Vitamin E is an important antioxidant for skin health. We established a 3-dimensional (3D) human skin cell culture that closely models the structure of normal skin. Vitamin E was found to be absorbed into the dermis and epidermis in a dose- and time-dependent manner similar to that found in humans. We tested the ability of vitamin E and almond polyphenols to protect these skin cells against ultraviolet-A (UVA) irradiation as occurs during sun exposure. UVA-induced photodamage of skin structure and cell differentiation was partially prevented by pretreatment with vitamin E or almond polyphenols. We have shown this 3D skin model is a useful tool for assessing the protection of skin against sun damage by dietary ingredients.

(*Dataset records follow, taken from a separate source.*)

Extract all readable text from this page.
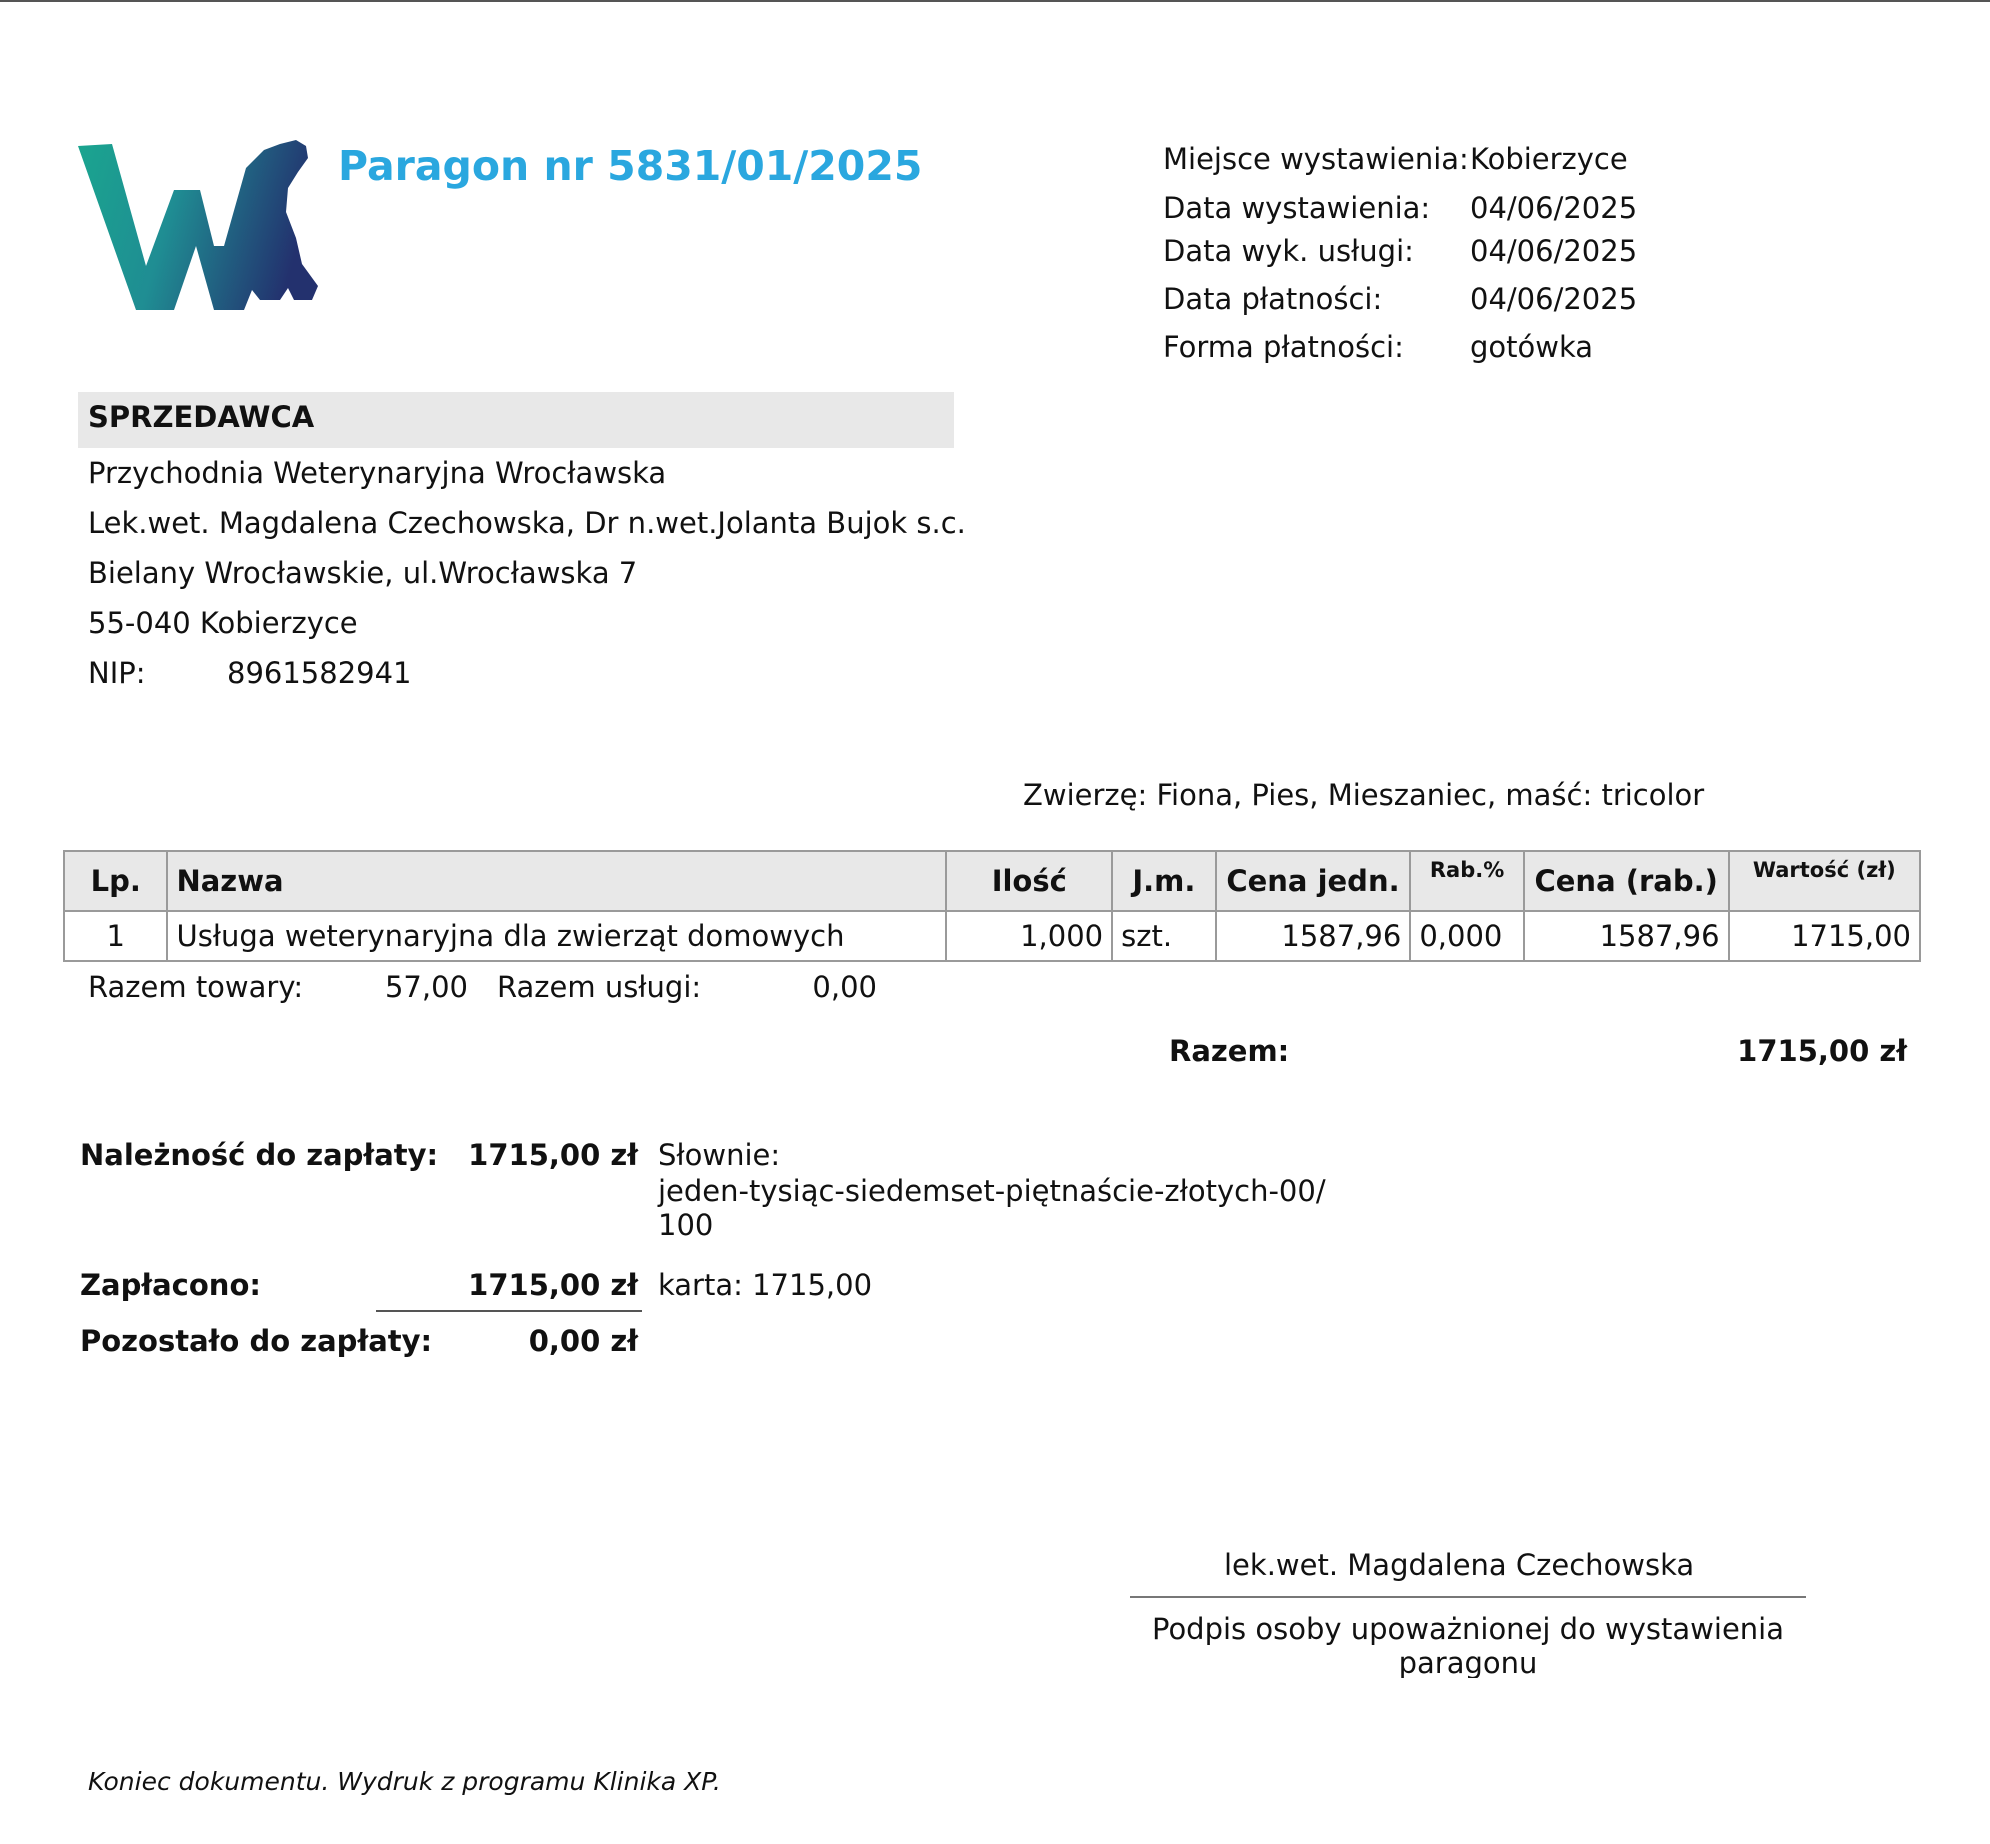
Paragon nr 5831/01/2025	Miejsce wystawienia: Kobierzyce
Data wystawienia: 04/06/2025
Data wyk. usługi: 04/06/2025
Data płatności:	04/06/2025
Forma płatności: gotówka
SPRZEDAWCA
Przychodnia Weterynaryjna Wrocławska
Lek.wet. Magdalena Czechowska, Dr n.wet.Jolanta Bujok s.c.
Bielany Wrocławskie, ul.Wrocławska 7
55-040 Kobierzyce
NIP:	8961582941
Zwierzę: Fiona, Pies, Mieszaniec, maść: tricolor
Lp.	Nazwa	Ilość	J.m.	Cena jedn.	Rab.%	Cena (rab.)	Wartość (zł)
1	Usługa weterynaryjna dla zwierząt domowych	1,000	szt.	1587,96	0,000	1587,96	1715,00
Razem towary:	57,00 Razem usługi:	0,00
Razem:	1715,00 zł
Należność do zapłaty: 1715,00 zł Słownie:
jeden-tysiąc-siedemset-piętnaście-złotych-00/
100
Zapłacono:	1715,00 zł karta: 1715,00
Pozostało do zapłaty:	0,00 zł
lek.wet. Magdalena Czechowska
Podpis osoby upoważnionej do wystawienia paragonu
Koniec dokumentu. Wydruk z programu Klinika XP.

Nutritional constituents of whole grains other than fiber and vitamins may contribute substantially to their health benefits, but studies examining their bioactivity in humans are limited. To determine the degree to which whole grain oat and barley phytochemicals are absorbed and affect blood sugar and insulin after a meal, we conducted a clinical trial in middle-age and older adults who were overweight or obese. Ferulic acid was found to be better absorbed from oats than barley, and from barley than from the control group consuming refined wheat. Barley and oats had a beneficial effect on the control of blood sugar and also reduced selected biomarkers of inflammation.